Marquis Robert W, Lago Amparo M, Callahan James F, Rahman Attiq, Dong Xiaoyang, Stroup George B, Hoffman Sandra, Gowen Maxine, DelMar Eric G, Van Wagenen Bradford C, Logan Sarah, Shimizu Scott, Fox John, Nemeth Edward F, Roethke Theresa, Smith Brian R, Ward Keith W, Bhatnagar Pradip
Department of Medicinal Chemistry, GlaxoSmithKline, Collegeville, Pennsylvania 19426, USA.
J Med Chem. 2009 Nov 12;52(21):6599-605. doi: 10.1021/jm900563e.
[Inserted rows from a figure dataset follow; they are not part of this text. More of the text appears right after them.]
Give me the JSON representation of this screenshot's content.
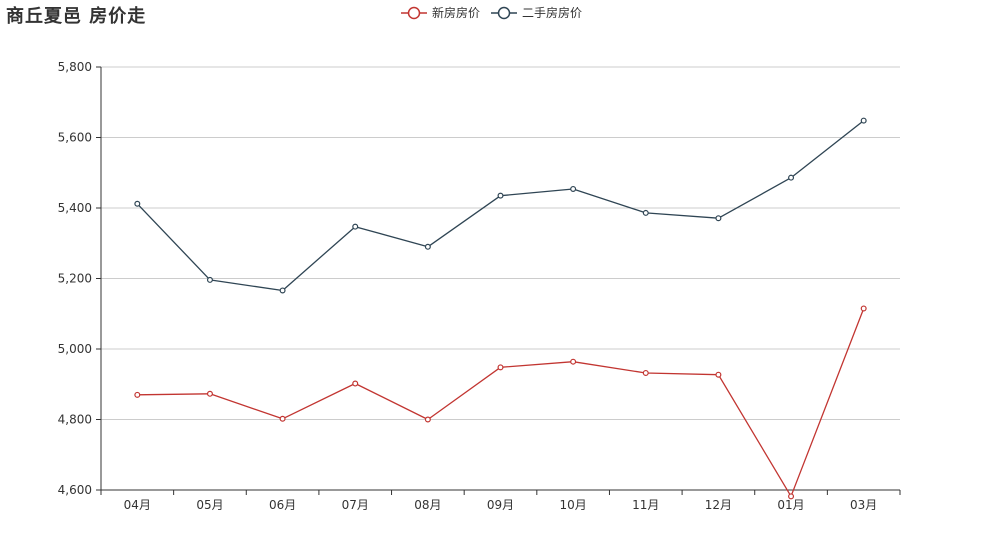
{
  "chart_data": {
    "type": "line",
    "title": "商丘夏邑  房价走",
    "categories": [
      "04月",
      "05月",
      "06月",
      "07月",
      "08月",
      "09月",
      "10月",
      "11月",
      "12月",
      "01月",
      "03月"
    ],
    "series": [
      {
        "name": "新房房价",
        "color": "#c23531",
        "values": [
          4870,
          4873,
          4802,
          4902,
          4800,
          4948,
          4964,
          4932,
          4927,
          4582,
          5115
        ]
      },
      {
        "name": "二手房房价",
        "color": "#2f4554",
        "values": [
          5412,
          5196,
          5166,
          5347,
          5290,
          5435,
          5454,
          5386,
          5371,
          5486,
          5648
        ]
      }
    ],
    "ylim": [
      4600,
      5800
    ],
    "yticks": [
      4600,
      4800,
      5000,
      5200,
      5400,
      5600,
      5800
    ],
    "ytick_labels": [
      "4,600",
      "4,800",
      "5,000",
      "5,200",
      "5,400",
      "5,600",
      "5,800"
    ],
    "grid": "horizontal",
    "legend_position": "top-center"
  }
}
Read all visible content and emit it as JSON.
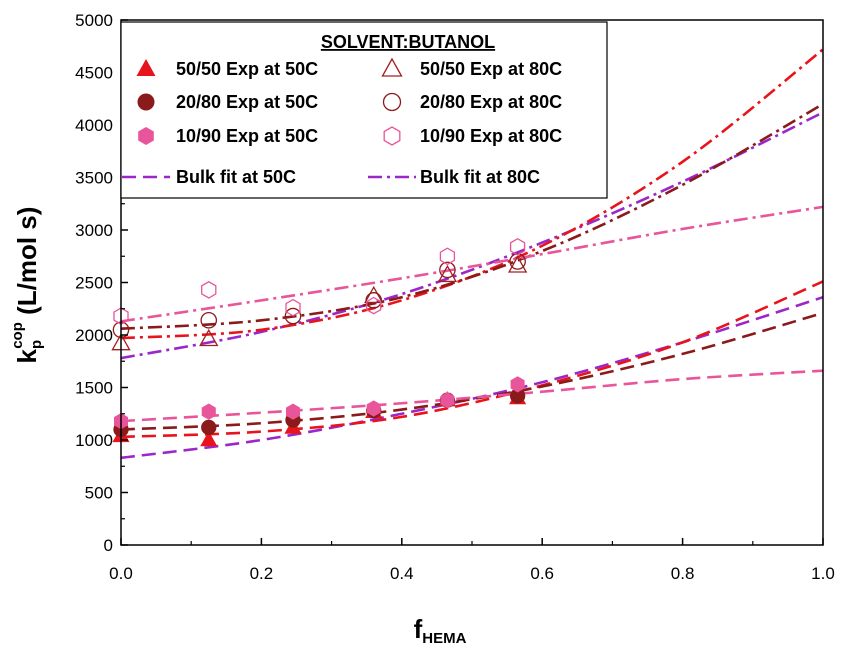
{
  "chart_data": {
    "type": "scatter",
    "xlabel": "f",
    "xlabel_sub": "HEMA",
    "ylabel": "k",
    "ylabel_sup": "cop",
    "ylabel_sub": "p",
    "ylabel_unit": " (L/mol s)",
    "xlim": [
      0.0,
      1.0
    ],
    "ylim": [
      0,
      5000
    ],
    "x_ticks": [
      "0.0",
      "0.2",
      "0.4",
      "0.6",
      "0.8",
      "1.0"
    ],
    "y_ticks": [
      "0",
      "500",
      "1000",
      "1500",
      "2000",
      "2500",
      "3000",
      "3500",
      "4000",
      "4500",
      "5000"
    ],
    "grid": false,
    "legend_position": "top",
    "legend_title": "SOLVENT:BUTANOL",
    "colors": {
      "s50_50": "#e8141b",
      "s20_80": "#8b1a1a",
      "s10_90": "#e8559b",
      "bulk": "#9b26c9"
    },
    "series": [
      {
        "name": "50/50 Exp at 50C",
        "marker": "triangle-filled",
        "color": "#e8141b",
        "points": [
          [
            0.0,
            1040
          ],
          [
            0.125,
            1000
          ],
          [
            0.245,
            1120
          ],
          [
            0.36,
            1270
          ],
          [
            0.465,
            1380
          ],
          [
            0.565,
            1400
          ]
        ]
      },
      {
        "name": "20/80 Exp at 50C",
        "marker": "circle-filled",
        "color": "#8b1a1a",
        "points": [
          [
            0.0,
            1100
          ],
          [
            0.125,
            1120
          ],
          [
            0.245,
            1190
          ],
          [
            0.36,
            1280
          ],
          [
            0.465,
            1380
          ],
          [
            0.565,
            1420
          ]
        ]
      },
      {
        "name": "10/90 Exp at 50C",
        "marker": "hexagon-filled",
        "color": "#e8559b",
        "points": [
          [
            0.0,
            1180
          ],
          [
            0.125,
            1270
          ],
          [
            0.245,
            1270
          ],
          [
            0.36,
            1300
          ],
          [
            0.465,
            1380
          ],
          [
            0.565,
            1530
          ]
        ]
      },
      {
        "name": "50/50 Exp at 80C",
        "marker": "triangle-open",
        "color": "#a02020",
        "points": [
          [
            0.0,
            1920
          ],
          [
            0.125,
            1960
          ],
          [
            0.36,
            2370
          ],
          [
            0.465,
            2570
          ],
          [
            0.565,
            2660
          ]
        ]
      },
      {
        "name": "20/80 Exp at 80C",
        "marker": "circle-open",
        "color": "#8b1a1a",
        "points": [
          [
            0.0,
            2050
          ],
          [
            0.125,
            2140
          ],
          [
            0.245,
            2180
          ],
          [
            0.36,
            2330
          ],
          [
            0.465,
            2620
          ],
          [
            0.565,
            2700
          ]
        ]
      },
      {
        "name": "10/90 Exp at 80C",
        "marker": "hexagon-open",
        "color": "#e8559b",
        "points": [
          [
            0.0,
            2180
          ],
          [
            0.125,
            2430
          ],
          [
            0.245,
            2260
          ],
          [
            0.36,
            2280
          ],
          [
            0.465,
            2750
          ],
          [
            0.565,
            2840
          ]
        ]
      }
    ],
    "fit_lines": [
      {
        "name": "Bulk fit at 50C",
        "style": "dash",
        "color": "#9b26c9",
        "points": [
          [
            0.0,
            830
          ],
          [
            0.2,
            1000
          ],
          [
            0.4,
            1250
          ],
          [
            0.6,
            1550
          ],
          [
            0.8,
            1930
          ],
          [
            1.0,
            2360
          ]
        ]
      },
      {
        "name": "Bulk fit at 80C",
        "style": "dashdot",
        "color": "#9b26c9",
        "points": [
          [
            0.0,
            1780
          ],
          [
            0.2,
            2030
          ],
          [
            0.4,
            2390
          ],
          [
            0.6,
            2880
          ],
          [
            0.8,
            3460
          ],
          [
            1.0,
            4120
          ]
        ]
      },
      {
        "name": "",
        "style": "dash",
        "color": "#e8141b",
        "points": [
          [
            0.0,
            1030
          ],
          [
            0.2,
            1080
          ],
          [
            0.4,
            1220
          ],
          [
            0.6,
            1520
          ],
          [
            0.8,
            1930
          ],
          [
            1.0,
            2510
          ]
        ]
      },
      {
        "name": "",
        "style": "dash",
        "color": "#8b1a1a",
        "points": [
          [
            0.0,
            1100
          ],
          [
            0.2,
            1160
          ],
          [
            0.4,
            1290
          ],
          [
            0.6,
            1510
          ],
          [
            0.8,
            1820
          ],
          [
            1.0,
            2210
          ]
        ]
      },
      {
        "name": "",
        "style": "dash",
        "color": "#e8559b",
        "points": [
          [
            0.0,
            1180
          ],
          [
            0.2,
            1260
          ],
          [
            0.4,
            1350
          ],
          [
            0.6,
            1460
          ],
          [
            0.8,
            1580
          ],
          [
            1.0,
            1660
          ]
        ]
      },
      {
        "name": "",
        "style": "dashdot",
        "color": "#e8141b",
        "points": [
          [
            0.0,
            1970
          ],
          [
            0.2,
            2050
          ],
          [
            0.4,
            2330
          ],
          [
            0.6,
            2850
          ],
          [
            0.8,
            3650
          ],
          [
            1.0,
            4720
          ]
        ]
      },
      {
        "name": "",
        "style": "dashdot",
        "color": "#8b1a1a",
        "points": [
          [
            0.0,
            2060
          ],
          [
            0.2,
            2140
          ],
          [
            0.4,
            2360
          ],
          [
            0.6,
            2800
          ],
          [
            0.8,
            3430
          ],
          [
            1.0,
            4200
          ]
        ]
      },
      {
        "name": "",
        "style": "dashdot",
        "color": "#e8559b",
        "points": [
          [
            0.0,
            2130
          ],
          [
            0.2,
            2330
          ],
          [
            0.4,
            2540
          ],
          [
            0.6,
            2770
          ],
          [
            0.8,
            3010
          ],
          [
            1.0,
            3220
          ]
        ]
      }
    ]
  }
}
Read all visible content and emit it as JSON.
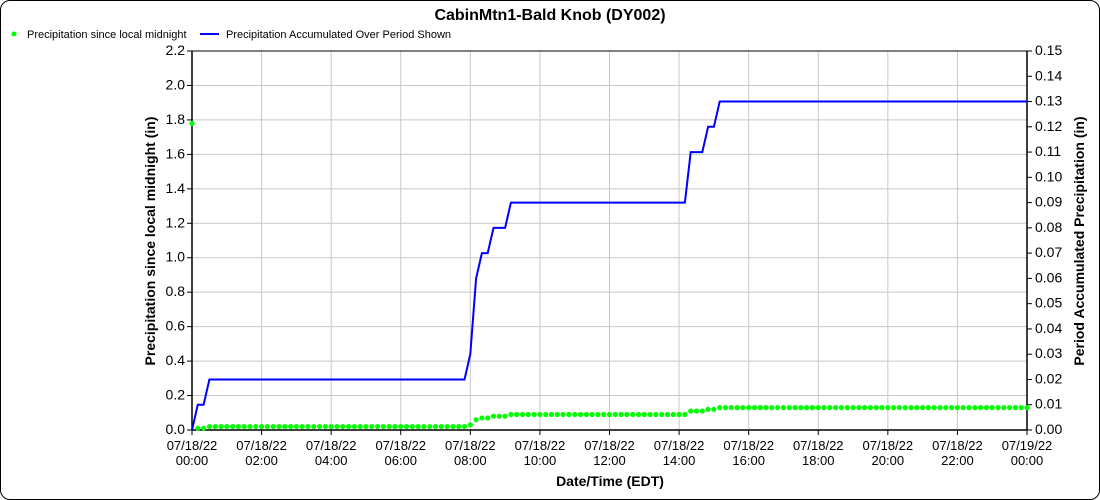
{
  "chart_data": {
    "type": "line",
    "title": "CabinMtn1-Bald Knob (DY002)",
    "xlabel": "Date/Time (EDT)",
    "ylabel": "Precipitation since local midnight (in)",
    "y2label": "Period Accumulated Precipitation (in)",
    "xlim": [
      "07/18/22 00:00",
      "07/19/22 00:00"
    ],
    "ylim": [
      0,
      2.2
    ],
    "y2lim": [
      0,
      0.15
    ],
    "grid": true,
    "legend_position": "top-left",
    "x_ticks": [
      [
        "07/18/22",
        "00:00"
      ],
      [
        "07/18/22",
        "02:00"
      ],
      [
        "07/18/22",
        "04:00"
      ],
      [
        "07/18/22",
        "06:00"
      ],
      [
        "07/18/22",
        "08:00"
      ],
      [
        "07/18/22",
        "10:00"
      ],
      [
        "07/18/22",
        "12:00"
      ],
      [
        "07/18/22",
        "14:00"
      ],
      [
        "07/18/22",
        "16:00"
      ],
      [
        "07/18/22",
        "18:00"
      ],
      [
        "07/18/22",
        "20:00"
      ],
      [
        "07/18/22",
        "22:00"
      ],
      [
        "07/19/22",
        "00:00"
      ]
    ],
    "y_ticks": [
      "0.0",
      "0.2",
      "0.4",
      "0.6",
      "0.8",
      "1.0",
      "1.2",
      "1.4",
      "1.6",
      "1.8",
      "2.0",
      "2.2"
    ],
    "y2_ticks": [
      "0.00",
      "0.01",
      "0.02",
      "0.03",
      "0.04",
      "0.05",
      "0.06",
      "0.07",
      "0.08",
      "0.09",
      "0.10",
      "0.11",
      "0.12",
      "0.13",
      "0.14",
      "0.15"
    ],
    "series": [
      {
        "name": "Precipitation since local midnight",
        "axis": "left",
        "style": "points",
        "color": "#00ff00",
        "points": [
          [
            "00:00",
            1.78
          ],
          [
            "00:10",
            0.01
          ],
          [
            "00:20",
            0.01
          ],
          [
            "00:30",
            0.02
          ],
          [
            "00:40",
            0.02
          ],
          [
            "00:50",
            0.02
          ],
          [
            "01:00",
            0.02
          ],
          [
            "01:10",
            0.02
          ],
          [
            "01:20",
            0.02
          ],
          [
            "01:30",
            0.02
          ],
          [
            "01:40",
            0.02
          ],
          [
            "01:50",
            0.02
          ],
          [
            "02:00",
            0.02
          ],
          [
            "02:10",
            0.02
          ],
          [
            "02:20",
            0.02
          ],
          [
            "02:30",
            0.02
          ],
          [
            "02:40",
            0.02
          ],
          [
            "02:50",
            0.02
          ],
          [
            "03:00",
            0.02
          ],
          [
            "03:10",
            0.02
          ],
          [
            "03:20",
            0.02
          ],
          [
            "03:30",
            0.02
          ],
          [
            "03:40",
            0.02
          ],
          [
            "03:50",
            0.02
          ],
          [
            "04:00",
            0.02
          ],
          [
            "04:10",
            0.02
          ],
          [
            "04:20",
            0.02
          ],
          [
            "04:30",
            0.02
          ],
          [
            "04:40",
            0.02
          ],
          [
            "04:50",
            0.02
          ],
          [
            "05:00",
            0.02
          ],
          [
            "05:10",
            0.02
          ],
          [
            "05:20",
            0.02
          ],
          [
            "05:30",
            0.02
          ],
          [
            "05:40",
            0.02
          ],
          [
            "05:50",
            0.02
          ],
          [
            "06:00",
            0.02
          ],
          [
            "06:10",
            0.02
          ],
          [
            "06:20",
            0.02
          ],
          [
            "06:30",
            0.02
          ],
          [
            "06:40",
            0.02
          ],
          [
            "06:50",
            0.02
          ],
          [
            "07:00",
            0.02
          ],
          [
            "07:10",
            0.02
          ],
          [
            "07:20",
            0.02
          ],
          [
            "07:30",
            0.02
          ],
          [
            "07:40",
            0.02
          ],
          [
            "07:50",
            0.02
          ],
          [
            "08:00",
            0.03
          ],
          [
            "08:10",
            0.06
          ],
          [
            "08:20",
            0.07
          ],
          [
            "08:30",
            0.07
          ],
          [
            "08:40",
            0.08
          ],
          [
            "08:50",
            0.08
          ],
          [
            "09:00",
            0.08
          ],
          [
            "09:10",
            0.09
          ],
          [
            "09:20",
            0.09
          ],
          [
            "09:30",
            0.09
          ],
          [
            "09:40",
            0.09
          ],
          [
            "09:50",
            0.09
          ],
          [
            "10:00",
            0.09
          ],
          [
            "10:10",
            0.09
          ],
          [
            "10:20",
            0.09
          ],
          [
            "10:30",
            0.09
          ],
          [
            "10:40",
            0.09
          ],
          [
            "10:50",
            0.09
          ],
          [
            "11:00",
            0.09
          ],
          [
            "11:10",
            0.09
          ],
          [
            "11:20",
            0.09
          ],
          [
            "11:30",
            0.09
          ],
          [
            "11:40",
            0.09
          ],
          [
            "11:50",
            0.09
          ],
          [
            "12:00",
            0.09
          ],
          [
            "12:10",
            0.09
          ],
          [
            "12:20",
            0.09
          ],
          [
            "12:30",
            0.09
          ],
          [
            "12:40",
            0.09
          ],
          [
            "12:50",
            0.09
          ],
          [
            "13:00",
            0.09
          ],
          [
            "13:10",
            0.09
          ],
          [
            "13:20",
            0.09
          ],
          [
            "13:30",
            0.09
          ],
          [
            "13:40",
            0.09
          ],
          [
            "13:50",
            0.09
          ],
          [
            "14:00",
            0.09
          ],
          [
            "14:10",
            0.09
          ],
          [
            "14:20",
            0.11
          ],
          [
            "14:30",
            0.11
          ],
          [
            "14:40",
            0.11
          ],
          [
            "14:50",
            0.12
          ],
          [
            "15:00",
            0.12
          ],
          [
            "15:10",
            0.13
          ],
          [
            "15:20",
            0.13
          ],
          [
            "15:30",
            0.13
          ],
          [
            "15:40",
            0.13
          ],
          [
            "15:50",
            0.13
          ],
          [
            "16:00",
            0.13
          ],
          [
            "16:10",
            0.13
          ],
          [
            "16:20",
            0.13
          ],
          [
            "16:30",
            0.13
          ],
          [
            "16:40",
            0.13
          ],
          [
            "16:50",
            0.13
          ],
          [
            "17:00",
            0.13
          ],
          [
            "17:10",
            0.13
          ],
          [
            "17:20",
            0.13
          ],
          [
            "17:30",
            0.13
          ],
          [
            "17:40",
            0.13
          ],
          [
            "17:50",
            0.13
          ],
          [
            "18:00",
            0.13
          ],
          [
            "18:10",
            0.13
          ],
          [
            "18:20",
            0.13
          ],
          [
            "18:30",
            0.13
          ],
          [
            "18:40",
            0.13
          ],
          [
            "18:50",
            0.13
          ],
          [
            "19:00",
            0.13
          ],
          [
            "19:10",
            0.13
          ],
          [
            "19:20",
            0.13
          ],
          [
            "19:30",
            0.13
          ],
          [
            "19:40",
            0.13
          ],
          [
            "19:50",
            0.13
          ],
          [
            "20:00",
            0.13
          ],
          [
            "20:10",
            0.13
          ],
          [
            "20:20",
            0.13
          ],
          [
            "20:30",
            0.13
          ],
          [
            "20:40",
            0.13
          ],
          [
            "20:50",
            0.13
          ],
          [
            "21:00",
            0.13
          ],
          [
            "21:10",
            0.13
          ],
          [
            "21:20",
            0.13
          ],
          [
            "21:30",
            0.13
          ],
          [
            "21:40",
            0.13
          ],
          [
            "21:50",
            0.13
          ],
          [
            "22:00",
            0.13
          ],
          [
            "22:10",
            0.13
          ],
          [
            "22:20",
            0.13
          ],
          [
            "22:30",
            0.13
          ],
          [
            "22:40",
            0.13
          ],
          [
            "22:50",
            0.13
          ],
          [
            "23:00",
            0.13
          ],
          [
            "23:10",
            0.13
          ],
          [
            "23:20",
            0.13
          ],
          [
            "23:30",
            0.13
          ],
          [
            "23:40",
            0.13
          ],
          [
            "23:50",
            0.13
          ],
          [
            "24:00",
            0.13
          ]
        ]
      },
      {
        "name": "Precipitation Accumulated Over Period Shown",
        "axis": "right",
        "style": "line",
        "color": "#0000ff",
        "points": [
          [
            "00:00",
            0
          ],
          [
            "00:10",
            0.01
          ],
          [
            "00:20",
            0.01
          ],
          [
            "00:30",
            0.02
          ],
          [
            "07:50",
            0.02
          ],
          [
            "08:00",
            0.03
          ],
          [
            "08:10",
            0.06
          ],
          [
            "08:20",
            0.07
          ],
          [
            "08:30",
            0.07
          ],
          [
            "08:40",
            0.08
          ],
          [
            "09:00",
            0.08
          ],
          [
            "09:10",
            0.09
          ],
          [
            "14:10",
            0.09
          ],
          [
            "14:20",
            0.11
          ],
          [
            "14:40",
            0.11
          ],
          [
            "14:50",
            0.12
          ],
          [
            "15:00",
            0.12
          ],
          [
            "15:10",
            0.13
          ],
          [
            "24:00",
            0.13
          ]
        ]
      }
    ]
  }
}
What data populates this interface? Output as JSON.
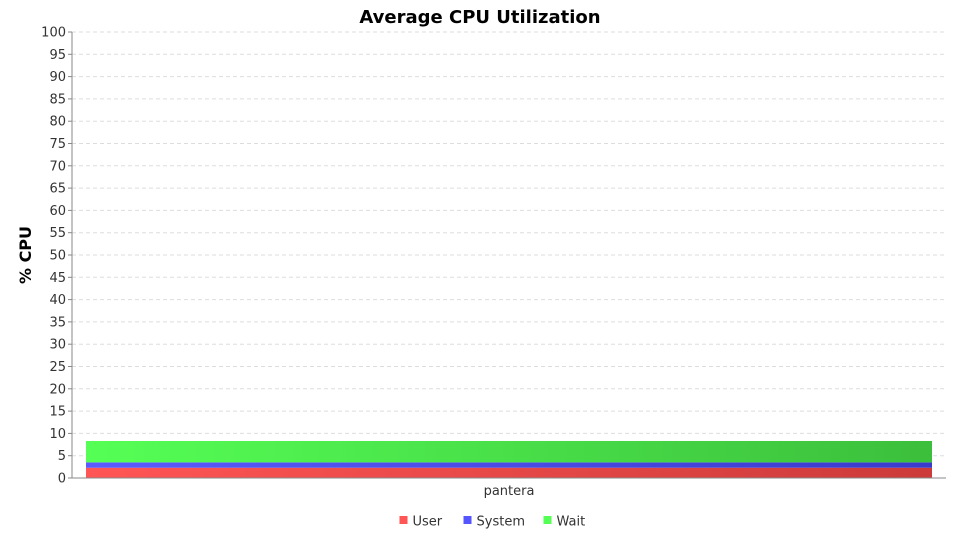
{
  "chart_data": {
    "type": "bar",
    "stacked": true,
    "title": "Average CPU Utilization",
    "xlabel": "",
    "ylabel": "% CPU",
    "ylim": [
      0,
      100
    ],
    "y_ticks": [
      "0",
      "5",
      "10",
      "15",
      "20",
      "25",
      "30",
      "35",
      "40",
      "45",
      "50",
      "55",
      "60",
      "65",
      "70",
      "75",
      "80",
      "85",
      "90",
      "95",
      "100"
    ],
    "categories": [
      "pantera"
    ],
    "series": [
      {
        "name": "User",
        "values": [
          2.3
        ],
        "color": "#ff5555"
      },
      {
        "name": "System",
        "values": [
          1.2
        ],
        "color": "#5555ff"
      },
      {
        "name": "Wait",
        "values": [
          4.8
        ],
        "color": "#55ff55"
      }
    ],
    "grid": true,
    "legend_position": "bottom"
  }
}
When administered as a single agent to rats, the previously reported calcium receptor antagonist 3 elicited a sustained elevation of plasma PTH resulting in no increase in overall bone mineral density. The lack of a bone building effect for analogue 3 was attributed to the large volume of distribution (V(dss)(rat) = 11 L/kg), producing a protracted plasma PTH profile. Incorporation of a carboxylic acid functionality into the amino alcohol template led to the identification of 12 with a lower volume of distribution (V(dss)(12) = 1.18 L/kg) and a shorter half-life. The zwitterionic nature of antagonist 12 necessitated the utility of an ester prodrug approach to increase overall permeability. Antagonist 12 elicited a rapid and transient increase in circulating levels of PTH following oral dosing of the ester prodrug 11 in the dog. The magnitude and duration of the increases in plasma levels of PTH would be expected to stimulate new bone formation.
当作为单一药剂给予大鼠时,先前报道的钙受体拮抗剂3引起血浆甲状旁腺激素(PTH)持续升高,导致总体骨矿物质密度没有增加。类似物3缺乏骨生成作用归因于其较大的分布容积(V(dss)(大鼠)=11 L/kg),产生了持久的血浆PTH曲线。将羧酸官能团引入氨基醇模板导致鉴定出分布容积较低(V(dss)(12)=1.18 L/kg)且半衰期较短的化合物12。拮抗剂12的两性离子性质使得需要采用酯前药方法来提高总体渗透性。在犬口服酯前药11后,拮抗剂12引起循环中PTH水平快速且短暂升高。PTH血浆水平升高的幅度和持续时间预计会刺激新骨形成。